Washington (AFP) – With a potential debt default looming, Senate leaders appear close to a deal to avoid a self-inflicted political calamity that would shred U.S. credibility and rock the global economy.
Senate Republicans are scheduled to convene Tuesday at noon to review a plan being hammered out between Senate Majority Leader Harry Reid and Republican Minority Leader Mitch McConnell that would raise the U.S. government’s borrowing limit and end a partial federal government shutdown.
“I’m very optimistic we will reach an agreement that’s reasonable in nature this week to reopen the government, pay the nation’s bills and begin long-term negotiations to put our country on sound fiscal footing,” Reid said at the conclusion of Monday’s Senate session.
“We are not there yet, but tremendous progress” has been made, he said.
If Congress does not raise the $16.7 trillion debt ceiling by Thursday, the U.S. government will begin to run out of money and could start defaulting on its obligations for the first time in history.
Reid’s statement eased tension on the markets.

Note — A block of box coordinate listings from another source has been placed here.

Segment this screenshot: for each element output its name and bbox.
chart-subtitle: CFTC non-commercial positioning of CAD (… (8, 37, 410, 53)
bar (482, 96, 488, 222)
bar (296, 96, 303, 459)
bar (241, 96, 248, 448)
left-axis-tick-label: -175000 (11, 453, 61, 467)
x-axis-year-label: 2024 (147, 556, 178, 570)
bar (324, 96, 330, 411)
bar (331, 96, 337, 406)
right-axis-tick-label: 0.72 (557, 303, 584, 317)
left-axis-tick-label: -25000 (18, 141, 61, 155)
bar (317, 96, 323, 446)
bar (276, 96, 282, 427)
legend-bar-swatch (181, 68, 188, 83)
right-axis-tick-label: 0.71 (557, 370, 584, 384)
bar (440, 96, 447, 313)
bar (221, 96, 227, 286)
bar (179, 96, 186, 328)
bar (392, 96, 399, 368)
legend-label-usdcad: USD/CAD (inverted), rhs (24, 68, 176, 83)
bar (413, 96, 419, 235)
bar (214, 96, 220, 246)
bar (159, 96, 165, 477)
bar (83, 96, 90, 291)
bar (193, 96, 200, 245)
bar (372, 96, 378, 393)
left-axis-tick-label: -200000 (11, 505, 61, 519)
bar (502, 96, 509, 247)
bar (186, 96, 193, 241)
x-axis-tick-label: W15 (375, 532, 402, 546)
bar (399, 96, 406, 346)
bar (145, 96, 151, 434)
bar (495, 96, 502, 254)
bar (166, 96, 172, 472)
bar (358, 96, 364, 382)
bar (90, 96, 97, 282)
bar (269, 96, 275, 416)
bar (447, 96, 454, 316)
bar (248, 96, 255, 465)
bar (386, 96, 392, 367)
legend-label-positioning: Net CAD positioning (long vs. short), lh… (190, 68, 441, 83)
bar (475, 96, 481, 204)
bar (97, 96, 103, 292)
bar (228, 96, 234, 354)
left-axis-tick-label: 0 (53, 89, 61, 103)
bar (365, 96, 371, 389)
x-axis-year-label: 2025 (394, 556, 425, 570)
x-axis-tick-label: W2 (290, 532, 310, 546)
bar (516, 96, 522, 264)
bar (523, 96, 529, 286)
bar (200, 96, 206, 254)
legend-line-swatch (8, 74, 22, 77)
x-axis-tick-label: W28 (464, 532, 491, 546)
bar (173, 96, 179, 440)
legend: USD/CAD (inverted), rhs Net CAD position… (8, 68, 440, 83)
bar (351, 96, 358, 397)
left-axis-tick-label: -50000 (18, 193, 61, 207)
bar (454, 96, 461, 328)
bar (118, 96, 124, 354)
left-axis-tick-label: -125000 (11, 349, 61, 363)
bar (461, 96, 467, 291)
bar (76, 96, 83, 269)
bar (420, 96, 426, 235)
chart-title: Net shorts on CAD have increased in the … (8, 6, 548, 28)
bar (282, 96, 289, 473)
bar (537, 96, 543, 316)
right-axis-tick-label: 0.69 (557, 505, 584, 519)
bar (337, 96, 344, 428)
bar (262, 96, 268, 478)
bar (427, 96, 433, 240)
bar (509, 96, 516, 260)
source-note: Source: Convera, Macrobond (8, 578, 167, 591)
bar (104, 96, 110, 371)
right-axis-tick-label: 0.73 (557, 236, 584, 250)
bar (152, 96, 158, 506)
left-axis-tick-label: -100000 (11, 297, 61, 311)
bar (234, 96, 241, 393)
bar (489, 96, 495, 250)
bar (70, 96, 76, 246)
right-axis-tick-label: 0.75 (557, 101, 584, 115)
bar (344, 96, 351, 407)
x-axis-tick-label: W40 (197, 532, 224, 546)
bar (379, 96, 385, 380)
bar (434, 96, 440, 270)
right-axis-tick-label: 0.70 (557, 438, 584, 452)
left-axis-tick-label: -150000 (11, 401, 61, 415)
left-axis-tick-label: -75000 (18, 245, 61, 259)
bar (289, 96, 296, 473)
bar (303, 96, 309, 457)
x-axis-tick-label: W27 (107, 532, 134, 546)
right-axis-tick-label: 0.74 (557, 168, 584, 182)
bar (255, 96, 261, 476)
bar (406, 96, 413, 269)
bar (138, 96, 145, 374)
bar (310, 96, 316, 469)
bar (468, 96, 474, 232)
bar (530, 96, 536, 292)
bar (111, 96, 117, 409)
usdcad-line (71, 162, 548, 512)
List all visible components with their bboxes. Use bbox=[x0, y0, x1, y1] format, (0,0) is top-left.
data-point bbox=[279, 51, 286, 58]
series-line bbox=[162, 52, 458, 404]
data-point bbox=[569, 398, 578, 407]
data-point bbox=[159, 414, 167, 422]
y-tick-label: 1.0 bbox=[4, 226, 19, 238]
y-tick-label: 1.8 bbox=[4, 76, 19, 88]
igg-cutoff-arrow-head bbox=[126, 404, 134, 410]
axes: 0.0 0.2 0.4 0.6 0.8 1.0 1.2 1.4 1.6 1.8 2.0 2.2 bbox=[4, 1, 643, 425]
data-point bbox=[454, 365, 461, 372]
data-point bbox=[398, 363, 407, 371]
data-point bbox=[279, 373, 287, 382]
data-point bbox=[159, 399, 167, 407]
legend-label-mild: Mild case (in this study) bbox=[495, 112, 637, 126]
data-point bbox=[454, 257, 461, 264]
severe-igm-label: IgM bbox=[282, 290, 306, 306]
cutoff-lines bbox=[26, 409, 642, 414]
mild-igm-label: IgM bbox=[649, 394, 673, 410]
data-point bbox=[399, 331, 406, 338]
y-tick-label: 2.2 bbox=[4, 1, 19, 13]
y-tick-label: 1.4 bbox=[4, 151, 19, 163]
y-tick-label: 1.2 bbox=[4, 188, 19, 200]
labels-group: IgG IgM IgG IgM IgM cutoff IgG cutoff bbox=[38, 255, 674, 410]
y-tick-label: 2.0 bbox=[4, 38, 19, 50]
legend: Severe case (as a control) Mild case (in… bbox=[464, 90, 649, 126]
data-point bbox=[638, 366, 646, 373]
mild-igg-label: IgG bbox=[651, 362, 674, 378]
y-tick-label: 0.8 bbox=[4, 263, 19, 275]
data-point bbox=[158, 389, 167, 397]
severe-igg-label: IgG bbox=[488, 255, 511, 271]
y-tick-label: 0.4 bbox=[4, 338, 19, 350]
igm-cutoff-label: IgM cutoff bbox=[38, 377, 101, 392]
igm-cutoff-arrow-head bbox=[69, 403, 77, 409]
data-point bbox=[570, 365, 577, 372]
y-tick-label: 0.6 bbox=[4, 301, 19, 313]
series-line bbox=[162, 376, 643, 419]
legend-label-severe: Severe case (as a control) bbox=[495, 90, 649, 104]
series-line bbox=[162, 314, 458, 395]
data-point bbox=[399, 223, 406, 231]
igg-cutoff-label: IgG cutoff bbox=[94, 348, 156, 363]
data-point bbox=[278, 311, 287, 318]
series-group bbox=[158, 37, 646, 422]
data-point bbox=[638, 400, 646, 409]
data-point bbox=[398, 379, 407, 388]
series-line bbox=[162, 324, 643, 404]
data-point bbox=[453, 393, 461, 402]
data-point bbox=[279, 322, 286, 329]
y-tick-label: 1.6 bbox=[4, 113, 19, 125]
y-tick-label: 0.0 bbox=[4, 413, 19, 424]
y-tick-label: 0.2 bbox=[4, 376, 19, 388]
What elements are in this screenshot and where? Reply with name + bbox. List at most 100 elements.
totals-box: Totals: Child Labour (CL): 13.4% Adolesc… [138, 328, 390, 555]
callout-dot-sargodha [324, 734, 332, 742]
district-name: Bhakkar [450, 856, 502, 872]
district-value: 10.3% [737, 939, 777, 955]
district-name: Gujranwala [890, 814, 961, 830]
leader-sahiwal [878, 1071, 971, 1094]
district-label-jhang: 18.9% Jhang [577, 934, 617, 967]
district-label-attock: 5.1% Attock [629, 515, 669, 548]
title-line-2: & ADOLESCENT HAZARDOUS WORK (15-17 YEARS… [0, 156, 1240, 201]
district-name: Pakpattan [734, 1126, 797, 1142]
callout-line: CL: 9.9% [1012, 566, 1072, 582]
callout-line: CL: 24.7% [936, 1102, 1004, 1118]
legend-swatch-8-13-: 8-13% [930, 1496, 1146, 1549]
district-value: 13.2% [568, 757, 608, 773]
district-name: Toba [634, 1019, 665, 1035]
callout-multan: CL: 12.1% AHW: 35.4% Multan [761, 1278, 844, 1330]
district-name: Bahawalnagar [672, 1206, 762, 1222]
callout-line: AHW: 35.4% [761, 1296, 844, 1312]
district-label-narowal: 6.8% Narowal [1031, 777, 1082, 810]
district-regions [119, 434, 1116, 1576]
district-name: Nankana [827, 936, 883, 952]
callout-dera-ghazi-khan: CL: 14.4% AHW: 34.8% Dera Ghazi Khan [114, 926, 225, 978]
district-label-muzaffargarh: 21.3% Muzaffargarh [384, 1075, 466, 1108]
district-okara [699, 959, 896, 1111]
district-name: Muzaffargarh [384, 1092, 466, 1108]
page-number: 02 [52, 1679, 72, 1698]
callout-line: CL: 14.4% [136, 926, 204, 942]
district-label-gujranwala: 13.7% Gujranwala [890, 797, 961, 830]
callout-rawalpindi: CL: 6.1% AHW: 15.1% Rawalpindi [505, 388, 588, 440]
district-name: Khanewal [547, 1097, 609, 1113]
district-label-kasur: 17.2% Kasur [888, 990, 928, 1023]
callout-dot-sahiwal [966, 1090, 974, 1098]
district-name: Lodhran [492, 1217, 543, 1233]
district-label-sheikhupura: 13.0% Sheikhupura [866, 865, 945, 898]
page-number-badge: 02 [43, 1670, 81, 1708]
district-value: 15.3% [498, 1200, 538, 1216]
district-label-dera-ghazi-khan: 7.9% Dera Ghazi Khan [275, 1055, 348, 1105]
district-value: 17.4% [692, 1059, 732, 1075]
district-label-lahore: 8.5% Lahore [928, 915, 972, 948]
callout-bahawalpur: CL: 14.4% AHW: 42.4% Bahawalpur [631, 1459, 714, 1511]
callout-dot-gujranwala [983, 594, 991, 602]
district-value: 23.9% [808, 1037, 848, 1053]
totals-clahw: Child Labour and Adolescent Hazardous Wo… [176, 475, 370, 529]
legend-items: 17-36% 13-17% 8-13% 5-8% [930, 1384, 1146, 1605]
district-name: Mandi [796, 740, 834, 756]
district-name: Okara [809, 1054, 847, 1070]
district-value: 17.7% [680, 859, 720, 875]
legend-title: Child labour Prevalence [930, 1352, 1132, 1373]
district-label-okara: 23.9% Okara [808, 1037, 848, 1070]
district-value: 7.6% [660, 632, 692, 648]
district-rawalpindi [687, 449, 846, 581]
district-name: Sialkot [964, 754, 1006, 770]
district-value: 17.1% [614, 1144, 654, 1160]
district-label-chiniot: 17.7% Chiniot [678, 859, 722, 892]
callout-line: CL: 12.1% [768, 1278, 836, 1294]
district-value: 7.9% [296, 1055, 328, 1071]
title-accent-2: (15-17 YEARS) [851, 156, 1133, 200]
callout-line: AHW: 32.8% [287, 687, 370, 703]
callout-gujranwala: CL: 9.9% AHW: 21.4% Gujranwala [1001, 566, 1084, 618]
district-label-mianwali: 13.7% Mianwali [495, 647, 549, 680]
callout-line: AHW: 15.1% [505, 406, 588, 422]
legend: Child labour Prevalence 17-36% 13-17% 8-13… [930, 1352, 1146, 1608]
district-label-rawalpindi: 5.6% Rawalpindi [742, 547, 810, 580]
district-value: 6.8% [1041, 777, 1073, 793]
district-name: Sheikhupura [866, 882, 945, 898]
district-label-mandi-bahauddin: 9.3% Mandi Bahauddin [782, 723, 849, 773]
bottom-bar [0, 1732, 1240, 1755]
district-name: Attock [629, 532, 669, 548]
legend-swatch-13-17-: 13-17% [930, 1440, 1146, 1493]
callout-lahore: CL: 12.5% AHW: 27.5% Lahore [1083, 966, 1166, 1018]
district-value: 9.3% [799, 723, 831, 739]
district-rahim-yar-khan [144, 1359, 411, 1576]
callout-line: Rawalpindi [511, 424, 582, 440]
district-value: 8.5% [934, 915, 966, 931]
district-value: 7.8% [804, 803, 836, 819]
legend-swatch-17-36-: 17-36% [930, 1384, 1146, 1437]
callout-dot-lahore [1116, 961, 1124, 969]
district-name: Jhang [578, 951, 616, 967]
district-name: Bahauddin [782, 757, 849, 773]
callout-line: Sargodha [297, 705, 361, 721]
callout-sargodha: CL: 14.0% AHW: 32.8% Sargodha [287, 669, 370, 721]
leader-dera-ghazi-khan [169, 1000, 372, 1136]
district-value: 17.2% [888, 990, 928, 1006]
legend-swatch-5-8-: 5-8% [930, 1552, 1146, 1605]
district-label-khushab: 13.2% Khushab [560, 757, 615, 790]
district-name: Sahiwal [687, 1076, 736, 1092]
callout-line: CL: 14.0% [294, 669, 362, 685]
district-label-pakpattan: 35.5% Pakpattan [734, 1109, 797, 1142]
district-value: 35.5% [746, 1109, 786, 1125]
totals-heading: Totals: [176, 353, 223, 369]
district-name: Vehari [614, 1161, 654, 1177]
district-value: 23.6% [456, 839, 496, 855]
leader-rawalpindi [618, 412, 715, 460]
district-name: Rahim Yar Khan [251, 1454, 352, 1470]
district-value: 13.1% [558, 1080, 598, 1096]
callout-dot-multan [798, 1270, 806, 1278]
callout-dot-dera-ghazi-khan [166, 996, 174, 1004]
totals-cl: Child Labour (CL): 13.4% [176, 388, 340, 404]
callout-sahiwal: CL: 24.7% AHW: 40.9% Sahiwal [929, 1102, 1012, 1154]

The Dow Jones Industrial Average closed Monday 0.42 percent higher at 15,301.26 while the broader S&P 500 rose 0.41 percent to 1,710.14.
Asian markets broadly rose Tuesday, with Tokyo, Sydney, Hong Kong and Seoul all closing up. Jakarta, Kuala Lumpur, Manila and Singapore were closed for public holidays.
“It’s not like the U.S. can’t afford to pay its bills; it’s more like its wife has just hidden its checkbook,” said CLSA Asia-Pacific Markets equity strategist Nicholas Smith.
“Most fund managers appear to be more frightened of being left behind if the market rips than of the apocalyptic scenario of failing to fix the debt ceiling on time,” he told Dow Jones Newswires.
But the dollar slipped against the yen: the greenback bought 98.40 yen in Tokyo trade against 98.67 yen in New York on Monday.
China and Japan — which between them hold more than $2.4 trillion of U.S. debt — have urged Washington to get its house in order.
Japan’s Finance Minister Taro Aso on Tuesday called on U.S. politicians to wake up.
“Many of them don’t seem to understand well the magnitude of the international impact this problem could have,” he told reporters.
“In the worst scenario, there will be a default, which is serious” for Japan, Aso was quoted as saying by the Nikkei daily.
But Aso also sounded optimistic. “I guess there will be some compromise in time,” he told reporters.
Oil prices also slipped in Asia trading, with West Texas Intermediate (WTI) for delivery in November down 27 cents to $102.14 a barrel, and Brent North Sea crude for November down 27 cents to $110.77 a barrel.
Ken Hasegawa,energy desk manager at Newedge Brokerage in Japan, said that traders have concerns about the U,S. economy even if a deal is struck.